With the hurricane season coming, we had to move forward at all costs. Repairing the indispensable on the boat and sailing south to escape the strong winds. With the help of Xavier, Low-tech Explorer, who has been cruising for 6 months in Central America, we worked tirelessly and sailed along the Pacific coast to the small sheltered bay of Zihuatanejo. A real postcard setting, perfect for a confinement that was starting to harden in the region!
Xavier left when all the local life was coming to a standstill. Impossible to go to meet low-tech actors in the region as planned. But, being two optimists, we found ourselves a new mission. Our new objective: to transform the boat by reworking every low-tech on board to make it more pleasant to live on. Indeed, for the past 4 years, stop after stop, we have tested dozens of low-techs on board and the boat had become a bulk of objects of all kinds. It was uninhabitable! Low-tech after low-tech, we have reviewed everything: the design, the ergonomics, their function in our ecosystem, from the low-tech kitchen to zero waste techniques, including energy production and living things.
The confinement has become even tougher to the point that we have been put in quarantine / fortnight. For 15 days we had to stay on the boat without being able to go on land. We only had an internet connection to make a few phone calls and the coastguards who delivered provisions to us.
After this period of quarantine, we were able to return little by little to land, go to restaurants where they let us work on computers. We felt a certain discrepancy with our French/Belgian friends: we could no longer go ashore when they were on “conditional” leave and vice versa when we were able to go ashore again our friends were restricted again. On June 23rd, as if the health crisis wasn’t enough, an earthquake of magnitude 7.5 shook the Crucecita, our anchorage point … and also the epicenter of the earthquake.

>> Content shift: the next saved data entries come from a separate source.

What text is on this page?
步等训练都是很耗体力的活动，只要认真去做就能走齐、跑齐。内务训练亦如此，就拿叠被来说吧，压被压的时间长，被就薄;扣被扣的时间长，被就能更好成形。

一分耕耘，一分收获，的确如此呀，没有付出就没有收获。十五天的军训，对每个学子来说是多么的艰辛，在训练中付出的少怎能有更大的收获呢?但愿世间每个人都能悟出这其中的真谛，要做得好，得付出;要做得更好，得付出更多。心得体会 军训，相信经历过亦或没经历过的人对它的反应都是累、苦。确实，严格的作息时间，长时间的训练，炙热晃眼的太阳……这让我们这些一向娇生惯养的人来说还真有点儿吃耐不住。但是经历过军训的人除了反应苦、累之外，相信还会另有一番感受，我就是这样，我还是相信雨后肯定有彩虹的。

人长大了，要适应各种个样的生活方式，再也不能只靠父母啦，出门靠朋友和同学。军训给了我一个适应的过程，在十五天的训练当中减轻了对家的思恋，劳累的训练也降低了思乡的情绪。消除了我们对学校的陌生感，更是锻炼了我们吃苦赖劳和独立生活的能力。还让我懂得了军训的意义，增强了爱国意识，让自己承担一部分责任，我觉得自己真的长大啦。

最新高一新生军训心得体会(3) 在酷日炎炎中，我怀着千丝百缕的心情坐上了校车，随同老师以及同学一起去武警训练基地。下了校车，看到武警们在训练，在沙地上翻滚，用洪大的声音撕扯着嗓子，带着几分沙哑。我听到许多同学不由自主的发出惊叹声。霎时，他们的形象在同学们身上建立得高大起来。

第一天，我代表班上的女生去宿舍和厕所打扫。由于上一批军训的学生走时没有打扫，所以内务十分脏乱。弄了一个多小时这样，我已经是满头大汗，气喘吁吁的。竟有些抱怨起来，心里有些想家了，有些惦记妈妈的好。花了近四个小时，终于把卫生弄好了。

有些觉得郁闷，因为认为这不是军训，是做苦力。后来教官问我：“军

The most difficult thing to live during this period: to feel like we are missing a lot of beautiful encounters knowing that there were a lot of low-tech initiatives around us that have become unreachable for the last 6 months.
Finally, a progressive deconfinement started on July 1st.
We put the boat in a marina to complete our major refitting works. Since the end of August we have also been able to start travelling in the region again to meet low-tech actors.
At the moment the boat is gorgeous and ready to go back for new adventures. We have developed a very low-tech and at the same time enjoyable lifestyle, which we are looking forward to sharing with you in the coming weeks!